Even as the war in Afghanistan re-escalates – with the UN reporting 14% more civilian deaths in the first half of 2013 compared with 2012 – the Taliban have been holding secret talks with Afghan government officials in an effort to restart the country’s stalled peace process.

This comes in the wake of the June opening of a Taliban political office in Doha – which was supposed to lead to direct talks between the US, the Taliban and the Afghan government, but instead collapsed for reasons that are still unclear (see PN 2559-60).

In June, the outgoing deputy commander of NATO forces in Afghanistan, general Nick Carter, told the Guardian: ‘the west should have tried talking to the Taliban a decade ago, after they had just been toppled’.

However, as Afghanistan Analysts Network Kate Clark correctly notes: ‘it was not a lack of talking which was the problem in the early years of the intervention, but the hounding of senior and mid-level [Taliban] commanders when they were trying to go home and leave peacefully’ – including, in some cases, killing and torturing them – which helped get the insurgency off the ground.

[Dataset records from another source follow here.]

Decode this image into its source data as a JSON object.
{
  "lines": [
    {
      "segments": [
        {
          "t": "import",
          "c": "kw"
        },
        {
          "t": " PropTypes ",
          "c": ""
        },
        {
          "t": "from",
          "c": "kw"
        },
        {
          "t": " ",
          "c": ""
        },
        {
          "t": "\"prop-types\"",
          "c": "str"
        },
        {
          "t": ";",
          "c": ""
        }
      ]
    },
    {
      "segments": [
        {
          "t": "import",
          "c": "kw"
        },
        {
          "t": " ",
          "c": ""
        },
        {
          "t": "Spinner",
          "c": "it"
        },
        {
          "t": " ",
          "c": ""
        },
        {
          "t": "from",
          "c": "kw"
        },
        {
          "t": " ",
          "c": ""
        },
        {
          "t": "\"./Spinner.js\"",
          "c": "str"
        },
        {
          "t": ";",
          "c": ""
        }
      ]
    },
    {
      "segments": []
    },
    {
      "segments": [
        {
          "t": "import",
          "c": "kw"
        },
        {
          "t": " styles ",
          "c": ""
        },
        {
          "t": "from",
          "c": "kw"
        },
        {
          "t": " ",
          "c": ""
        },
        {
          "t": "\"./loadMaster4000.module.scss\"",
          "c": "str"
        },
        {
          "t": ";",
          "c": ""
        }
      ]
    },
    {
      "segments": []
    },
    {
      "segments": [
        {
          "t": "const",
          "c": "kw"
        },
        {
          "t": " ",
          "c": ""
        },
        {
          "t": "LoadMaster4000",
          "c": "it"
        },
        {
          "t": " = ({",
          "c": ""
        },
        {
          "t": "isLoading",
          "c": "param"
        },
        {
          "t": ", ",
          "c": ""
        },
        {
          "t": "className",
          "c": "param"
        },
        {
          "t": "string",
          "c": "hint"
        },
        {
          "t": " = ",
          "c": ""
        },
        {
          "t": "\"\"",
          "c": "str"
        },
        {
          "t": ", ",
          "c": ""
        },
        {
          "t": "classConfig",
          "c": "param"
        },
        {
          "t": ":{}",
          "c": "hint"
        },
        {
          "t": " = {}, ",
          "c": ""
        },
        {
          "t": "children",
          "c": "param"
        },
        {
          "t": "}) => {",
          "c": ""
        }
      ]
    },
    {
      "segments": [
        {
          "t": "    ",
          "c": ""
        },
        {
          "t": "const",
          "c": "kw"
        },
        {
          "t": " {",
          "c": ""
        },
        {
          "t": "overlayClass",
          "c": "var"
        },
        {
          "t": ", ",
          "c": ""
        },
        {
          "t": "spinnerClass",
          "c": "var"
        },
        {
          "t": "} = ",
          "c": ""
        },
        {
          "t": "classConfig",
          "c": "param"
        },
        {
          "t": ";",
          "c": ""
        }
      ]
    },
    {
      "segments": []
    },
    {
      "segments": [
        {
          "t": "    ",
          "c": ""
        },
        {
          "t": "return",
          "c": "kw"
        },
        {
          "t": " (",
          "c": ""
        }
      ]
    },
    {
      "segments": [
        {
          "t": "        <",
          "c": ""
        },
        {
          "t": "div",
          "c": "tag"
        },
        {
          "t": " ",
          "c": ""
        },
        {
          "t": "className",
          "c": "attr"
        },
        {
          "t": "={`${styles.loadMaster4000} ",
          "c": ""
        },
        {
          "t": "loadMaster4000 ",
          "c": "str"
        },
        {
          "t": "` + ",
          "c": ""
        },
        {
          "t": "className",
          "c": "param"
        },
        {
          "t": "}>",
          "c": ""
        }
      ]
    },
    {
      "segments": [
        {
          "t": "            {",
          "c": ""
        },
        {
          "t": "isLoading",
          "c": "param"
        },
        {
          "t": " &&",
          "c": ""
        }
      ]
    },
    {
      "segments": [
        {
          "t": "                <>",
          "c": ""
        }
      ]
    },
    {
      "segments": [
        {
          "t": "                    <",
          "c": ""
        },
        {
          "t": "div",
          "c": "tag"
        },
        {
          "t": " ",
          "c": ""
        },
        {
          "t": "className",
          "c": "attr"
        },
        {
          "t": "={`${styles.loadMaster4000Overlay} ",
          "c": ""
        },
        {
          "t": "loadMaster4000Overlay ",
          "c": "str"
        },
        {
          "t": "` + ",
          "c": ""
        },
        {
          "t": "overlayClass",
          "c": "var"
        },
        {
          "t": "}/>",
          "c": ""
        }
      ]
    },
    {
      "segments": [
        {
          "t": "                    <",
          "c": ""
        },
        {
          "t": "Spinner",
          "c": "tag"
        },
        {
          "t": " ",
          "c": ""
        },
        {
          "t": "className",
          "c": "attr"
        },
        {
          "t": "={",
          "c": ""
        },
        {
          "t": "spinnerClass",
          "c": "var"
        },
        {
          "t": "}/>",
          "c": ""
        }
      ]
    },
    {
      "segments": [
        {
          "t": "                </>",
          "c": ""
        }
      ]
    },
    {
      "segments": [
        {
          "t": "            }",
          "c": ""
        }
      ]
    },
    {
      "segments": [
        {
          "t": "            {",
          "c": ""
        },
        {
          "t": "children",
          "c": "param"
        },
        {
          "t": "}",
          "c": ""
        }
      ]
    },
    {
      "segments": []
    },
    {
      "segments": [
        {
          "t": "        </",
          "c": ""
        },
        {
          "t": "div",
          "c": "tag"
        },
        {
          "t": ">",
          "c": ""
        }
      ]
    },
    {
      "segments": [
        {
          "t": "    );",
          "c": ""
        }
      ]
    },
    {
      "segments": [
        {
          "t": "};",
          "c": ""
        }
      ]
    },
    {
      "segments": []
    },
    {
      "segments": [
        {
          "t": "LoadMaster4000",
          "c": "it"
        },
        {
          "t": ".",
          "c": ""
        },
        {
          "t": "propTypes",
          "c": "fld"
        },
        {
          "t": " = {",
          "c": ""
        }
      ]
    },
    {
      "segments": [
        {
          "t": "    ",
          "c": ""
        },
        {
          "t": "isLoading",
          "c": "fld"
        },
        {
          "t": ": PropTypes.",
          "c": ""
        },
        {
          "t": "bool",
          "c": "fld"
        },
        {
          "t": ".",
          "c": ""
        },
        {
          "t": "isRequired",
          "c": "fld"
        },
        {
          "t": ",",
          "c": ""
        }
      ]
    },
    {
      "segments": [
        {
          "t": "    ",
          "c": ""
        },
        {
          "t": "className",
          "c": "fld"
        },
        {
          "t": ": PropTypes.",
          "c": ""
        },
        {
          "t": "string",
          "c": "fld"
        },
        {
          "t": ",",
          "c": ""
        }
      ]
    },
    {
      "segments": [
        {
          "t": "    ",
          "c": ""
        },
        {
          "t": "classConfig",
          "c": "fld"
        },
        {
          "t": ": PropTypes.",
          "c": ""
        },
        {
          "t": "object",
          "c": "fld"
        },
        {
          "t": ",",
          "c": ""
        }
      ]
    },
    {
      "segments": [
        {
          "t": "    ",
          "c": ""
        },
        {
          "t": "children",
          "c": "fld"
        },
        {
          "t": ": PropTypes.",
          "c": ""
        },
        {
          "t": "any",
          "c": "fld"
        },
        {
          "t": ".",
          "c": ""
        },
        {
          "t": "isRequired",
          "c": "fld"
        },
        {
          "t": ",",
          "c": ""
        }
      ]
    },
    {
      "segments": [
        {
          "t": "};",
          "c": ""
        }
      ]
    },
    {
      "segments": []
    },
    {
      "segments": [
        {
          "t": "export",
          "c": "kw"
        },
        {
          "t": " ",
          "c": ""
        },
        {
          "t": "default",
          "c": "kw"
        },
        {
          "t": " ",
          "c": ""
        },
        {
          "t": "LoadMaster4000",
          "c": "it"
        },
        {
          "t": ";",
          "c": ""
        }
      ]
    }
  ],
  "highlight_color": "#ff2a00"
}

Nonetheless, despite the US record of rebuffing the Taliban’s peace moves (see PN 2453, PN 2537 and PN 2531), Clark reports that ‘[t]here are still pragmatic members of the movement who would prefer a political settlement to trying to fight their way to power again, especially given that after 2014, their narrative of jihad will founder in intra-Afghan bloodletting.’

However, the US’s long-running insistence on maintaining a large military presence in Afghanistan post-2014 (current US plans envisage keeping 8-12,000 troops in the country, for training and ‘counter-terrorism’ purposes) will have to be dropped if there is to be any hope of a settlement.

According to Associated Press, during a secret meeting in Dubai this July, a senior Taliban representative explained that while the movement’s leadership was now ‘prepared to accept women as lawmakers’, it ‘would not compromise in [its] opposition to any foreign forces remaining in Afghanistan after 2014’.

US still abusing detainees

Despite officially transferring control of its Bagram airbase prison to Afghan control in March, the US apparently still takes the lead in detaining Afghans, retaining access to them for interrogation, and maintaining its own detention facility on the base – the so-called ‘Black Prison’ where sleep deprivation is allegedly practised.

A 2008 investigation by US newspaper group McClatchy found that Bagram prison became ‘a center of systematic brutality for at least 20 months’ following the 2001 invasion.

Under the Obama administration the number of detainees held there mushroomed from 600 to 3,000 (it now stands at 2,500).

Following the collapse of an earlier agreement – in which the Afghan government agreed, under US pressure, to establish a system of internment (see PN 2545) – the memorandum governing the March 2013 transfer has not been released.

However, the Afghanistan Analysts Network (AAN) has been able to build up a picture of the ongoing US role from interviews with detainees released since the handover. AAN analyst Kate Clark notes: ‘It seems the US army is still taking the lead in detaining Afghans in targeted operations – which would appear to go against [a] 2012 Night Raids Memorandum of Understanding.’

The latter states that all special operations intended to lead to detentions should be conducted by Afghans, with the US military only in a supporting role and only if requested.

Clark observes: ‘The fact that the US military is still handing over detainees and dossiers and is still conducting its own lengthy interrogations suggests they continue to be in charge of these detention operations.’